Faisant suite à ce travail, le ministère de l’agriculture et de l’alimentation œuvre à la réalisation de guides méthodologiques destinés aux services de l’État, aux collectivités territoriales et aux organisations privées associatives, afin de voir éclore sur tout le territoire des PSE dans un cadre juridique et sécurisé. En effet, rien ne serait pire que des situations qui ne soient pas juridiquement sécurisées.

Le Gouvernement s’est engagé, dans le cadre du plan Biodiversité, présenté en juillet dernier, à consacrer 150 millions d’euros d’ici à 2021 pour expérimenter des outils de paiement pour services environnementaux.
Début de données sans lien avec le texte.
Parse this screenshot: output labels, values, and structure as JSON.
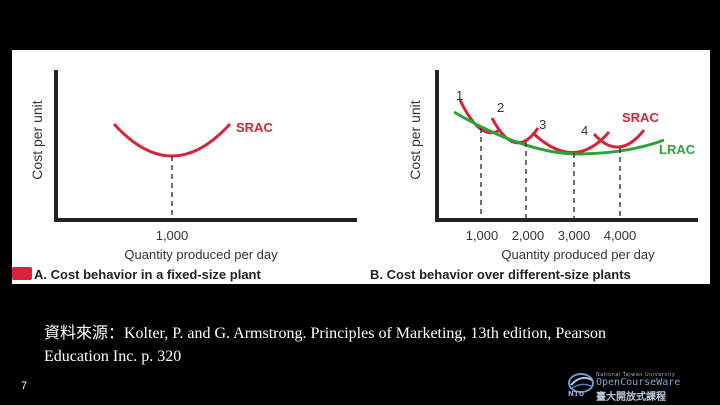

Ces PSE viseront prioritairement à valoriser les pratiques bénéfiques à l’environnement, notamment la préservation des sols et la restauration de la biodiversité partout.

À cet égard, je veux dire à mon collègue Jean-Pierre Decool que les wateringues font totalement partie de ce dispositif. Les ministères de l’agriculture et de la transition écologique travaillent conjointement sur ce point.

Pour conclure, je veux vous assurer que le Gouvernement est engagé dans cette voie et va travailler dans les mois et les années qui viennent à développer toutes les démarches de nature à soutenir les nombreuses prestations environnementales rendues par les agriculteurs, comme c’est déjà le cas.

Aussi, le Gouvernement donne un avis favorable à cette proposition de résolution, tout en sachant qu’il faudra aller plus loin encore pour préciser les choses. Il faudra en effet mettre en cohérence le droit français et le droit européen, en vue de généraliser un jour ce dispositif.